Our opinion: Find Child Advocacy Center funds
The Warren County Child Advocacy Center provides a valuable service to children and their families.
That statement is true for similar advocacy centers around the state.
But those centers – typically with small staffs and volunteer boards of directors – spend a lot of time raising money in order to operate. We won’t say that fundraising comes at the expense of helping children, but we have no doubt that budget pressures for child advocacy center officials are a headache.
Two state legislators are proposing something to take the edge off for the local centers. Rep. Kyle Mullins, D-Peckville, and Rep. Jim Rigby, R-Johnstown, are circulating a co-sponsorship memorandum for legislation they are drafting that would create the Child Victim Recovery Fund.
The legislation, if approved, would create a mandatory Child Victim Recovery Fee assessed when an individual is convicted, pleads guilty or nolo contendere, or enters diversion for an offense involving a child victim. The fee would be $1,000 for a felony, $400 for a misdemeanor, and $250 for diversion.
Individuals on probation or parole for covered offenses would also pay a $15 monthly supervision surcharge. Proceeds from the fee would go into the Child Victim Recovery Fund administered by the Pennsylvania Commission on Crime and Delinquency and distributed to accredited CACs through a formula-based statewide grant to support forensic services, medical evaluations, trauma-informed mental-health care, family advocacy, and service expansion.
Child advocacy centers like the one in Warren County should be receiving state funding to help pay for their work.

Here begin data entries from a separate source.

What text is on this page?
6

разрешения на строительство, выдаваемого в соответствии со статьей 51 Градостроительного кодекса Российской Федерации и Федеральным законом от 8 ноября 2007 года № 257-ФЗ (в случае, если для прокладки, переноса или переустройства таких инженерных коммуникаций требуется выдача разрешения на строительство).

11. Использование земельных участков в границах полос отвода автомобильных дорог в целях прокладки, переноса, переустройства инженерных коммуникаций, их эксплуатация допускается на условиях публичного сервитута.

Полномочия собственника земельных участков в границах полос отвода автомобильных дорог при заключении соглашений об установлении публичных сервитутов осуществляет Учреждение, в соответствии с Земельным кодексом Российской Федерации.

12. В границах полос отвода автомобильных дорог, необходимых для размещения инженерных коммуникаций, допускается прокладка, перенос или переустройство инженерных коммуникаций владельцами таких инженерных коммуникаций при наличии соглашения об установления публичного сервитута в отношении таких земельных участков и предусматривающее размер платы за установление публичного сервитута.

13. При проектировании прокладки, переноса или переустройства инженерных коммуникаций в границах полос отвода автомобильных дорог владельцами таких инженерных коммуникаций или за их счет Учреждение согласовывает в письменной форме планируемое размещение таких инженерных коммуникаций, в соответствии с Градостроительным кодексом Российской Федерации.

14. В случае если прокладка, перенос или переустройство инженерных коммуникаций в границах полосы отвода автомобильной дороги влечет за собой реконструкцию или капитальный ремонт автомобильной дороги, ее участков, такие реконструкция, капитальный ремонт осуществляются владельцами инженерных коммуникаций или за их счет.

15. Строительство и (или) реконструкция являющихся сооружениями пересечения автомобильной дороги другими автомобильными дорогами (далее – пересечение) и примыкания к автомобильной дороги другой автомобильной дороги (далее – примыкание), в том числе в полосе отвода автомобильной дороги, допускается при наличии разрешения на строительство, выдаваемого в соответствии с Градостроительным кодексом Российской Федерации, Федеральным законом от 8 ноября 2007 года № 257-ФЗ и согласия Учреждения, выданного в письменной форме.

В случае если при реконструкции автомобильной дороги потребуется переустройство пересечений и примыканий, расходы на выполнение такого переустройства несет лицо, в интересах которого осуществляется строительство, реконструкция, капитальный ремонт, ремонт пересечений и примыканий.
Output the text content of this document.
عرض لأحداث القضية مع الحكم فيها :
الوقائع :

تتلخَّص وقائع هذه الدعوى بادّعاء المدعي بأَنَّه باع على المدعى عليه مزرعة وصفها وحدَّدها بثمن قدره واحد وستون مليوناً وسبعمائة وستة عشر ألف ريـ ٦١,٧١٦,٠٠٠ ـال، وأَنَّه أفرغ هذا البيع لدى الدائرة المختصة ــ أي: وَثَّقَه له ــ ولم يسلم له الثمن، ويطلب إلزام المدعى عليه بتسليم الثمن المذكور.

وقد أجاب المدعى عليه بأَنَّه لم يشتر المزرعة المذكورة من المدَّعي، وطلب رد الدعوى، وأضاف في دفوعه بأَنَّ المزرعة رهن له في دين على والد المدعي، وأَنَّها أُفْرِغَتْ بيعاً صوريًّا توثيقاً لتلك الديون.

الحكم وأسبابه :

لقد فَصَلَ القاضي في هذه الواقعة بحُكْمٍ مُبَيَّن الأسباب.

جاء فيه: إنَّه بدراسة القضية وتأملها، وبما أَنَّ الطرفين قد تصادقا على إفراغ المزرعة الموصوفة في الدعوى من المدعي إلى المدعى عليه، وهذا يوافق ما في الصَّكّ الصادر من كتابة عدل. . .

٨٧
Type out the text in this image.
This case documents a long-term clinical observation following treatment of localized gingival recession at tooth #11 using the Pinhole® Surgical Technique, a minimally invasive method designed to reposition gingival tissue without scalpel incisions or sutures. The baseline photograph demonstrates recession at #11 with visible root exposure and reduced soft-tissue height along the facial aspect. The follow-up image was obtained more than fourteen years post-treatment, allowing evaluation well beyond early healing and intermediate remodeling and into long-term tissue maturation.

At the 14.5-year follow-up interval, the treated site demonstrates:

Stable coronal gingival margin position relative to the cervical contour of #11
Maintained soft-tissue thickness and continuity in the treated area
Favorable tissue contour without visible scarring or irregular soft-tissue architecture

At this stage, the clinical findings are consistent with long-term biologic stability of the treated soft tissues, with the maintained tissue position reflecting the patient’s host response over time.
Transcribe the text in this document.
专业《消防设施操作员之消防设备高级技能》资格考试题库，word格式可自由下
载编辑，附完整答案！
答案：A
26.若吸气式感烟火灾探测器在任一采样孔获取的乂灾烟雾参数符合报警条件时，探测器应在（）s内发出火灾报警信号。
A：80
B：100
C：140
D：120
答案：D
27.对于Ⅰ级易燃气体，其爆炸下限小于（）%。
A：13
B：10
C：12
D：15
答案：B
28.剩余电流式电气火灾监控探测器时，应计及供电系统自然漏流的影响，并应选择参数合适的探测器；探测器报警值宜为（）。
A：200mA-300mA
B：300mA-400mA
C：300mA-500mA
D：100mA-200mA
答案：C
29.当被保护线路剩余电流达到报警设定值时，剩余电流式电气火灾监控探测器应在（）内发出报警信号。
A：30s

A 2023 report by the state court system showed a nearly 30% increase in sex offender registrations in Warren County from 7 in 2018 to 20 in 2022. Melissa Mclean, Warren County Children’s Advocacy Center executive director, told the Times Observer earlier this year, has done over 300 interviews with children since she started at the center in 2019 – an average of roughly 42 a year. Mclean conducted 70 interviews in 2024, and 30 through the first six months of 2025. The number of times the center shows up in Affidavits of Probable Cause filed by local police agencies so far in 2026 indicates the center’s workload isn’t going to decrease this year, either.
Given the laundry list of existing fees already paid by those convicted of crimes, we would hope Mullins and Rigby don’t face much opposition from their fellow state lawmakers when their legislation is eventually drafted. Those convicted of committing crimes against children should bear some of the cost of the child advocacy centers becoming an essential part of prosecuting sex crimes perpetrated against children.